An 83-year-old woman charged with killing a biker who was said to be doing over 100 mph at the time of a fatal crash has received an apology from a judge.
Mavis Witts was cleared of any wrongdoing after she was accused of being responsible for the death of Stephen Ferguson, 51, on 21 April last year.
The elderly motorist was charged with causing death by careless driving after she struck Mr Ferguson with her Renault Kangoo in Rugby, Warwickshire.
However, a court heard the the motorcyclist was travelling at over 100 mph along a 50 mph road at the time of the smash and Witts could do nothing to avoid the collision.
And after having legal proceedings lingering over her for the past 18 months, the pensioner was finally exonerated of any blame this week.
Judge Sylvia de Bertodano apologised for the "distress" caused by her case after the prosecution offered no further evidence at Warwick Crown Court.
She told the defendant there was no suggestion she had done anything wrong and "it could have happened to anyone”.
The judge said: “You may not get an apology from anyone else, so you are going to get one from me.
“It would be very distressing to be involved in such a collision, and to then get suggestions it was your fault, when it is perfectly clear that it is not, must be even more distressing.
“There is no suggestion at all that you did anything wrong. It could have happened to anyone.”
The court heard the tragic collision took place between Ferguson's powerful BMW S1000 RR motorbike and Witts's vehicle at a crossroads on the A45.

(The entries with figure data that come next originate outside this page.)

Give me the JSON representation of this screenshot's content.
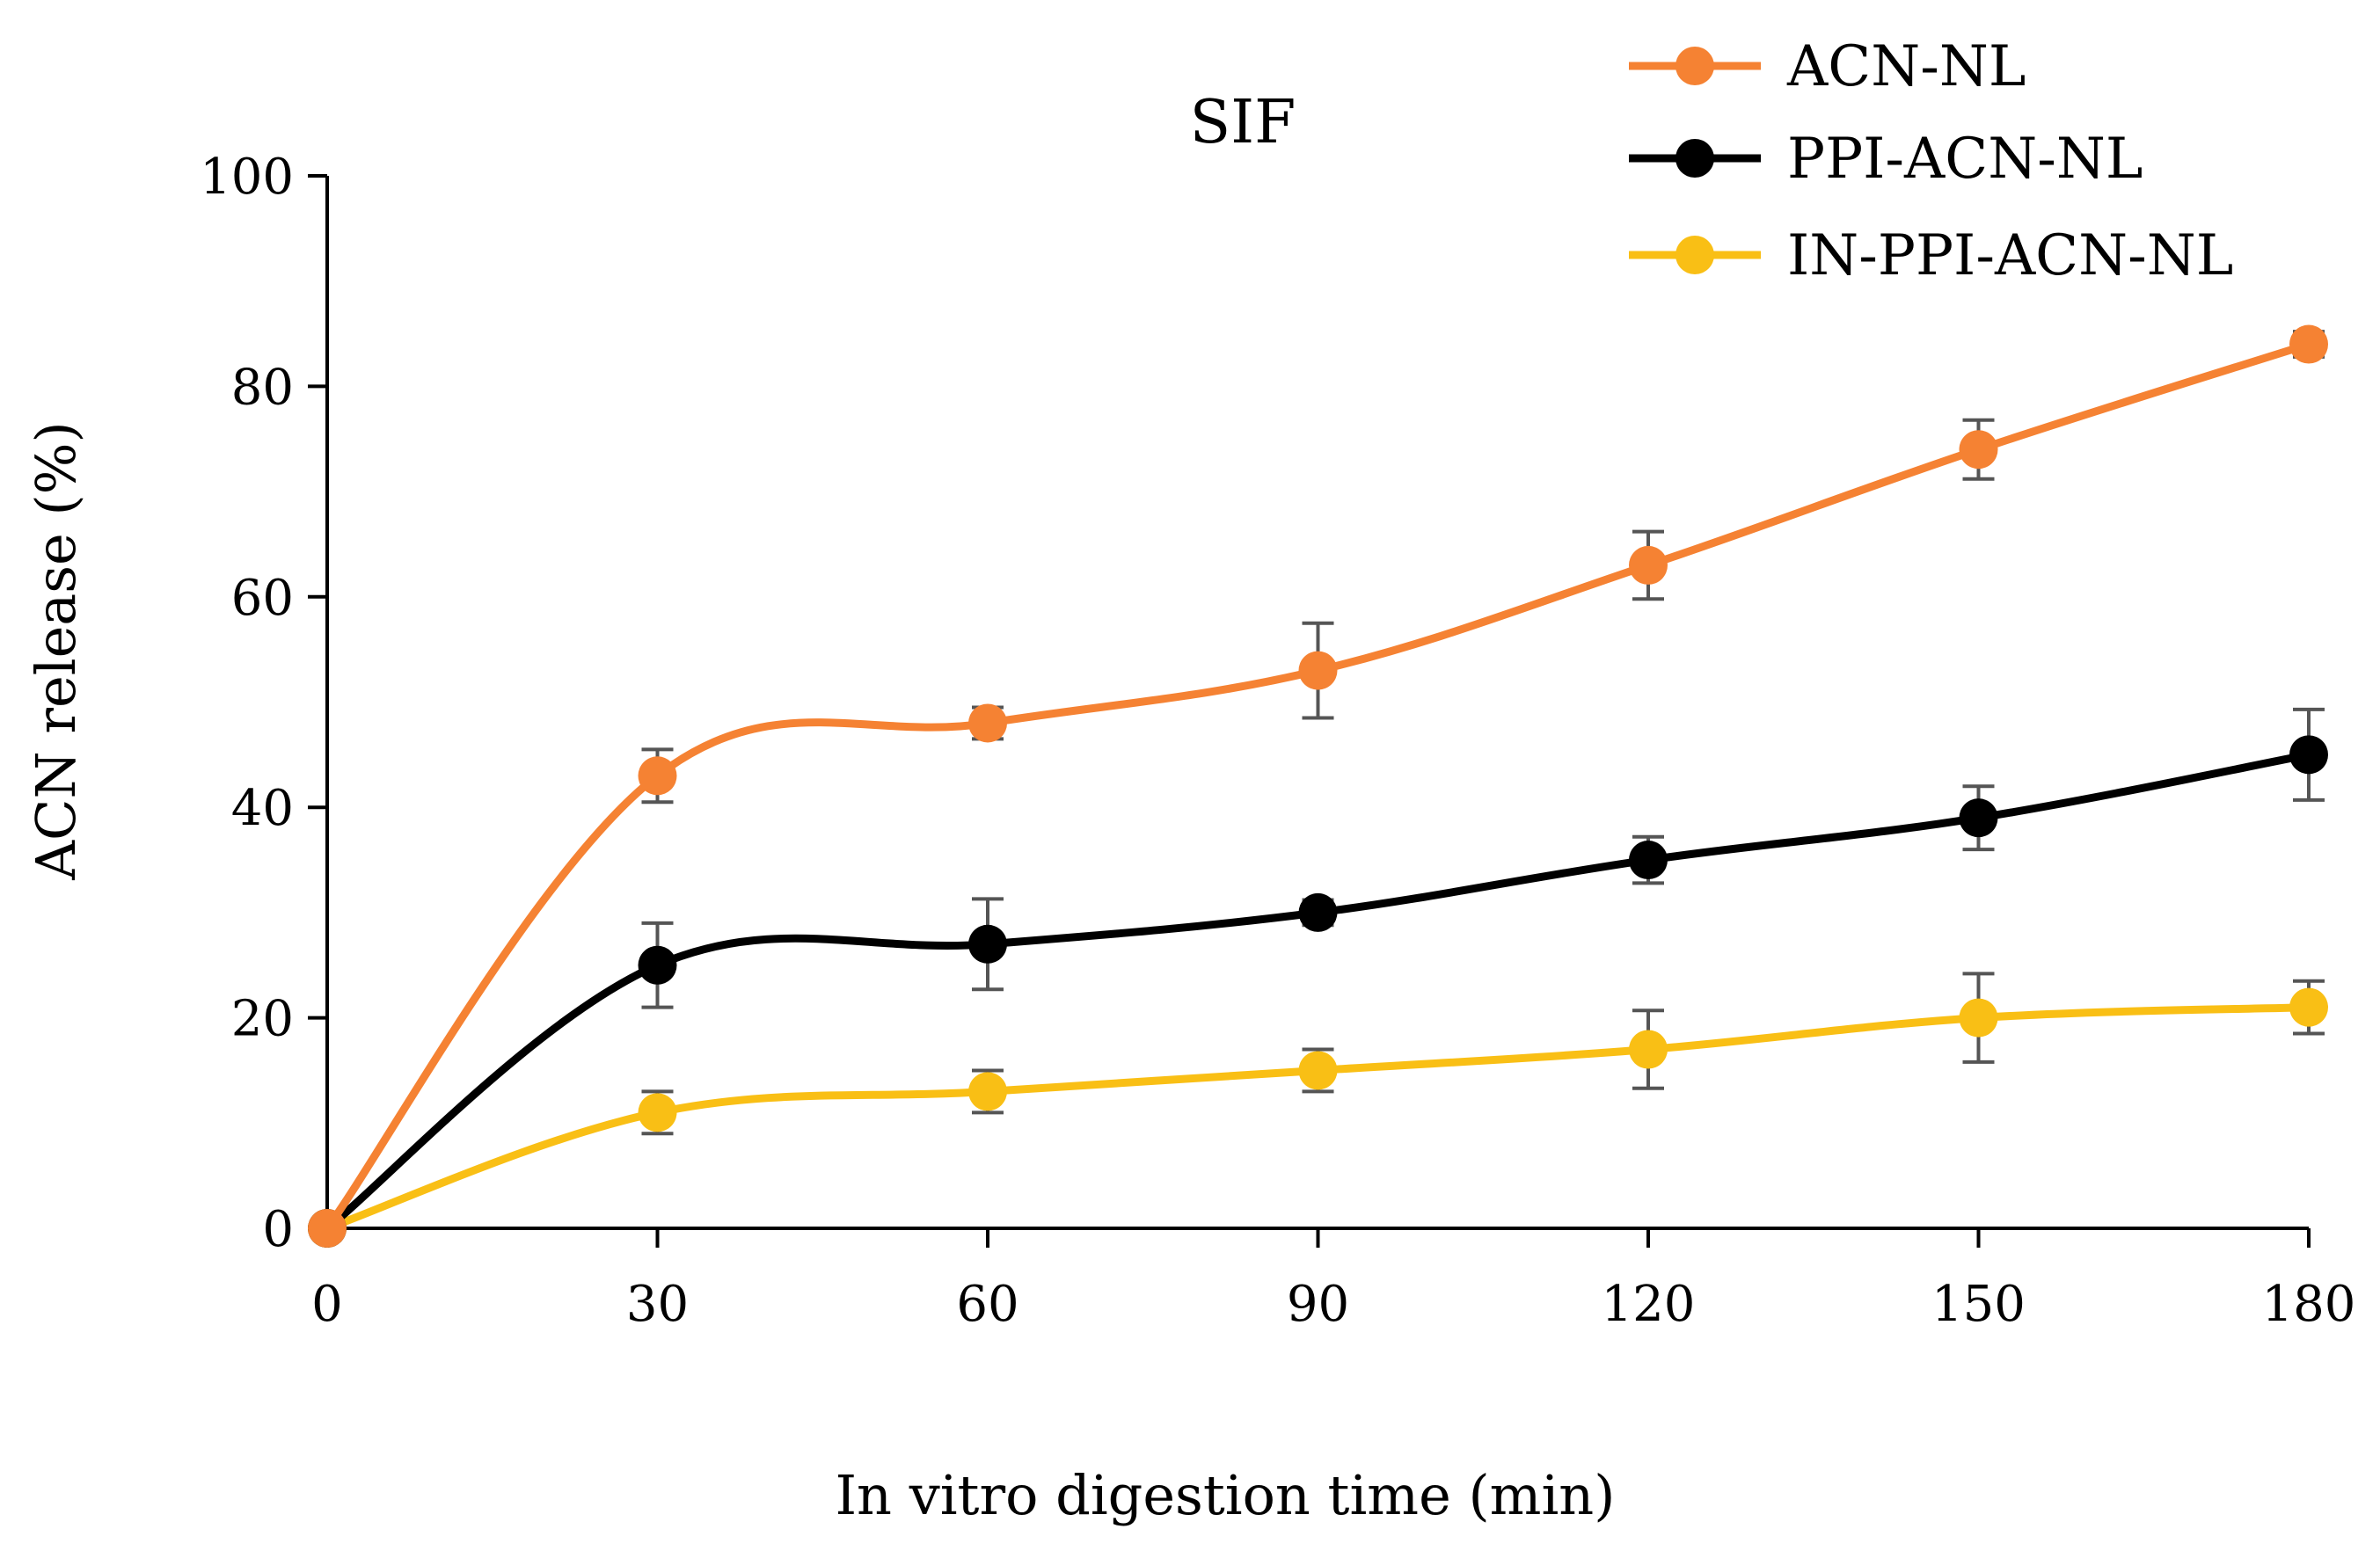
{
  "chart_data": {
    "type": "line",
    "title": "SIF",
    "xlabel": "In vitro digestion time (min)",
    "ylabel": "ACN release (%)",
    "x": [
      0,
      30,
      60,
      90,
      120,
      150,
      180
    ],
    "xlim": [
      0,
      180
    ],
    "ylim": [
      0,
      100
    ],
    "yticks": [
      0,
      20,
      40,
      60,
      80,
      100
    ],
    "grid": false,
    "legend_position": "top-right",
    "series": [
      {
        "name": "ACN-NL",
        "color": "#f58233",
        "values": [
          0,
          43,
          48,
          53,
          63,
          74,
          84
        ],
        "errors": [
          0,
          2.5,
          1.5,
          4.5,
          3.2,
          2.8,
          1.2
        ]
      },
      {
        "name": "PPI-ACN-NL",
        "color": "#000000",
        "values": [
          0,
          25,
          27,
          30,
          35,
          39,
          45
        ],
        "errors": [
          0,
          4.0,
          4.3,
          1.2,
          2.2,
          3.0,
          4.3
        ]
      },
      {
        "name": "IN-PPI-ACN-NL",
        "color": "#f9bf15",
        "values": [
          0,
          11,
          13,
          15,
          17,
          20,
          21
        ],
        "errors": [
          0,
          2.0,
          2.0,
          2.0,
          3.7,
          4.2,
          2.5
        ]
      }
    ]
  }
}
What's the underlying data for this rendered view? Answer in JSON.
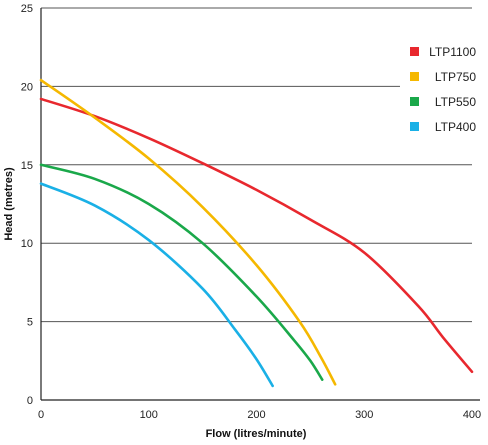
{
  "chart_data": {
    "type": "line",
    "title": "",
    "xlabel": "Flow (litres/minute)",
    "ylabel": "Head (metres)",
    "xlim": [
      0,
      400
    ],
    "ylim": [
      0,
      25
    ],
    "x_ticks": [
      0,
      100,
      200,
      300,
      400
    ],
    "y_ticks": [
      0,
      5,
      10,
      15,
      20,
      25
    ],
    "grid": "horizontal",
    "legend_position": "top-right",
    "series": [
      {
        "name": "LTP1100",
        "color": "#e8282e",
        "points": [
          [
            0,
            19.2
          ],
          [
            50,
            18.1
          ],
          [
            100,
            16.7
          ],
          [
            150,
            15.1
          ],
          [
            200,
            13.4
          ],
          [
            250,
            11.5
          ],
          [
            300,
            9.4
          ],
          [
            350,
            6.0
          ],
          [
            373,
            4.0
          ],
          [
            400,
            1.8
          ]
        ]
      },
      {
        "name": "LTP750",
        "color": "#f5b800",
        "points": [
          [
            0,
            20.4
          ],
          [
            50,
            18.0
          ],
          [
            100,
            15.4
          ],
          [
            150,
            12.3
          ],
          [
            200,
            8.6
          ],
          [
            240,
            5.0
          ],
          [
            260,
            2.7
          ],
          [
            273,
            1.0
          ]
        ]
      },
      {
        "name": "LTP550",
        "color": "#1aa84a",
        "points": [
          [
            0,
            15.0
          ],
          [
            50,
            14.1
          ],
          [
            100,
            12.5
          ],
          [
            150,
            10.0
          ],
          [
            200,
            6.6
          ],
          [
            235,
            3.8
          ],
          [
            250,
            2.5
          ],
          [
            261,
            1.3
          ]
        ]
      },
      {
        "name": "LTP400",
        "color": "#1ab0e6",
        "points": [
          [
            0,
            13.8
          ],
          [
            50,
            12.4
          ],
          [
            100,
            10.2
          ],
          [
            150,
            7.1
          ],
          [
            180,
            4.5
          ],
          [
            200,
            2.6
          ],
          [
            215,
            0.9
          ]
        ]
      }
    ]
  }
}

She had pulled out of a side road into the path of the bike and Ferguson, from Long Lawford, was rushed to hospital where he later died.
Witts, of Flecknoe, first appeared before magistrates charged with killing Ferguson on 12 February before her cases were put back due to the coronavirus pandemic.
When her case was finally heard this week her defence barrister Michael Rawlinson said dash-cam footage he had obtained proved his client's innocence.
The footage had enabled an expert to establish the speed the bike was doing – which was said to be more than double the 50 mph speed limit.
Witts entered a not guilty plea to the charge, which was accepted by prosecutor Hugh O’Brien-Quinn, who said he would offer no evidence against her.
O’Brien-Quinn said: “There is a joint report from the defence expert and the police expert which has concluded that the deceased was driving at in excess of 100 mph on his motorbike.
“When she looked, he would have been so far away that she concluded it would be safe [to pull out], and had he been doing the speed limit, she would have been able to do so.”
Judge de Bertodano replied: “This is no kind of technicality, you are saying that she is entirely innocent of this charge.”